In 2016, DataEQ grabbed the attention of international media when it used its unique combination of AI and human crowds to predict that Donald Trump would beat Hillary Clinton in the race for the White House.
In the weeks and days before the election, DataEQ noticed that traditional polls did not seem to capture what it had observed on social media, a significant and intensely emotional dissatisfaction with the establishment politicians and Hillary Clinton. And after predicting the outcome of the Brexit referendum in June, DataEQ analysts noticed that a similarly surprising result could occur in the election. The day before Americans headed to the polls, DataEQ CEO, JP Kloppers told BBC News that DataEQ’s analysis of social media was pointing to a victory for Trump.
In June DataEQ began collecting public social media posts, mostly from Twitter, about the elections from the battleground states. While such early public opinions don’t necessarily reflect or actual voting day behaviour, the early collection of data, months before the election, assisted DataEQ with its structuring and fine-tuning of the data analysis process.
In the months that followed, approximately 37.6 million social media posts from some four million authors were collected for analysis. DataEQ’s geolocation algorithms identified the state in which the author was located and distributed only posts from the key battleground states to the DataEQ Crowd of human verifiers for sentiment evaluation.
Crowd verifiers evaluated the sentiment contained in each post, either positive, negative neutral and to who which candidate it pertained. All social media posts matching the candidates’ names, and mention of the US election itself, was collected. Data from outside the US was excluded.
Human evaluation is critical to accurately understanding social media conversation. Online chatter is rife with sarcasm, implied and hidden meanings, abbreviated phrases, slang, innuendo, humour and a host of other complications, understanding many of these intricacies is typically beyond the ability of an algorithm. As a result, DataEQ used its crowdsourcing approach in which real people conducted the micro jobs of correctly assigning sentiment to the candidates (for or against) in return for micropayments. This approach achieves accuracy levels that outperform sentiment analyses that rely solely on AI.
Once the sentiment had been correctly assigned in all of the 11 battleground states, the methodology we adopted was simple. Advocacy for a candidate was counted from all unique authors supporting them or speaking against their opponent. The neutral posts were excluded. This advocacy was then divided by the total emotive (for or against) conversation to determine a percentage. In each of the key battleground states, if a candidate’s percentage was greater than 50%, DataEQ predicted them winning that state.
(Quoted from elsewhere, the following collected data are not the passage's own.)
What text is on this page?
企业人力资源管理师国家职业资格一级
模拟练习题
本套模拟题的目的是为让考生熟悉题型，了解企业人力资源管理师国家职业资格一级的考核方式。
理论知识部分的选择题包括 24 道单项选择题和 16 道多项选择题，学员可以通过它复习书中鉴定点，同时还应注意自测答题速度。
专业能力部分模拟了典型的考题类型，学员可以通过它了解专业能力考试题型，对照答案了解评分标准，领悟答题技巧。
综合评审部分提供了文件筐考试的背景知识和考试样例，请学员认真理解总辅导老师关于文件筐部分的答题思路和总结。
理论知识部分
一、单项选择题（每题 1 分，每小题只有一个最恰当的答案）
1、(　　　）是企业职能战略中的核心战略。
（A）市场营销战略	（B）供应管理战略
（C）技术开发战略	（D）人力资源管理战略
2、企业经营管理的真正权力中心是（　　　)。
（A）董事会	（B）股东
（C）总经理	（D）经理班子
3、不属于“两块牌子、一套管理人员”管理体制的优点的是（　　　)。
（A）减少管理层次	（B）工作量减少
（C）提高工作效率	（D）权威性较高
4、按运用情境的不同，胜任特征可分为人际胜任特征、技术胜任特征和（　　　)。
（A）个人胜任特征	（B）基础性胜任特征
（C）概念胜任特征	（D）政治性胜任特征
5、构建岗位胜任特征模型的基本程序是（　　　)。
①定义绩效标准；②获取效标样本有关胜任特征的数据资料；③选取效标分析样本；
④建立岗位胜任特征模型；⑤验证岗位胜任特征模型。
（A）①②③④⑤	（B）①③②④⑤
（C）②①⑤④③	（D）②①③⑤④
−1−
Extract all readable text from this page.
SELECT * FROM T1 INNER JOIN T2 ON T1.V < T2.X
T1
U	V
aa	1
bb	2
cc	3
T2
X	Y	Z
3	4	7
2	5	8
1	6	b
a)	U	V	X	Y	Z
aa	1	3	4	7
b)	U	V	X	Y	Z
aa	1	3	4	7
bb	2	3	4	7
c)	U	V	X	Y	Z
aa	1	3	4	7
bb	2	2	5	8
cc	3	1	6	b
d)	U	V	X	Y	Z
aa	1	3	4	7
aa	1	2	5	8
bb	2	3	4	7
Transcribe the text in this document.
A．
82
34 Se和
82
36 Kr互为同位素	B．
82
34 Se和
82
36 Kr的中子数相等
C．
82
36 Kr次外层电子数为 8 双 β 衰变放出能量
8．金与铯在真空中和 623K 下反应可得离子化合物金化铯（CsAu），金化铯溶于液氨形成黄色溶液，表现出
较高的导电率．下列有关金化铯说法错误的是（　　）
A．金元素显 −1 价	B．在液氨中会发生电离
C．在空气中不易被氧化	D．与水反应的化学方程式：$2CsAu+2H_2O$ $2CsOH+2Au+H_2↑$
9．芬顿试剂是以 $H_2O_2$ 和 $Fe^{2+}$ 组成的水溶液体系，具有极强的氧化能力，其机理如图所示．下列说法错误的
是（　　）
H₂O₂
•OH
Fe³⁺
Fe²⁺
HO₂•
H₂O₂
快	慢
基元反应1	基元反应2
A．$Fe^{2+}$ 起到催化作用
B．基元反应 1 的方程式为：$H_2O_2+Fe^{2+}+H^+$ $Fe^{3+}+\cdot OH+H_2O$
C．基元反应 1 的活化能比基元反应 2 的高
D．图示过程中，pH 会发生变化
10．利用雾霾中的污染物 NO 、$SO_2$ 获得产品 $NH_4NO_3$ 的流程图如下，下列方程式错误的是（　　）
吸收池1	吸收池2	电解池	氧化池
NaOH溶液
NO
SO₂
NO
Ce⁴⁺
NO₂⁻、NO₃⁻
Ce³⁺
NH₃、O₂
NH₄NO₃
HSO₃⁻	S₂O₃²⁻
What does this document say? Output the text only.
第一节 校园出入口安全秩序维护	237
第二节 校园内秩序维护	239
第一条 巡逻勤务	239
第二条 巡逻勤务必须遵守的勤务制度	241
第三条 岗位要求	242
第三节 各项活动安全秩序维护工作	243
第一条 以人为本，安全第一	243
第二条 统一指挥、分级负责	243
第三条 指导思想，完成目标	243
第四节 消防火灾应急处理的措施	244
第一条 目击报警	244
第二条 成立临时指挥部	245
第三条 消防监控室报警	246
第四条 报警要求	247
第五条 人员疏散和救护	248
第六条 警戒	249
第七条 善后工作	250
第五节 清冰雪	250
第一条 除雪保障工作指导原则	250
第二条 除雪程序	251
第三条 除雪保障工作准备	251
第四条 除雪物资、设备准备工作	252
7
The methodology also gave greater weighting to the most recent conversations - as sentiment shift throughout the campaign. If what people say determines how they will act, then it stands to reason that what they say most recently, unsolicited, on social media could reflect how they will act at that moment. Consequently, DataEQ collected and analysed data right up to, and including, the day before Election Day, and weighted the data according to its imminence to Election Day itself. This was the final piece to the puzzle, and DataEQ then called the outcome of the 11 battleground states that would determine the 45th US President.
The results speak for themselves. In contrast to many traditional polls, DataEQ’s weighted average matched the outcome of nine of the 11 states. Similarly to DataEQ’s Brexit prediction, accurate, human integrated evaluation of social media conversation proved to be a meaningful way to understand public opinion.
Online media has empowered millions of citizens around the globe. The democratisation of public opinion means that anyone with internet access can volunteer their opinion. Organisations are struggling to keep up with the pace, scale and volatility of stakeholder and public opinion. Being able to measure and understand how and why people feel the way they do is therefore of high strategic value and can provide a significant competitive advantage.
DataEQ uses a proprietary mix of search algorithms, AI and crowd-sourcing to mine and structure online conversation for sentiment. DataEQ’s Crowd of human contributors enrich thesentiment data by surfacing the specific topics driving sentiment. DataEQ provides this data to organisations around the world to help them make customer-centred operational and strategic improvements.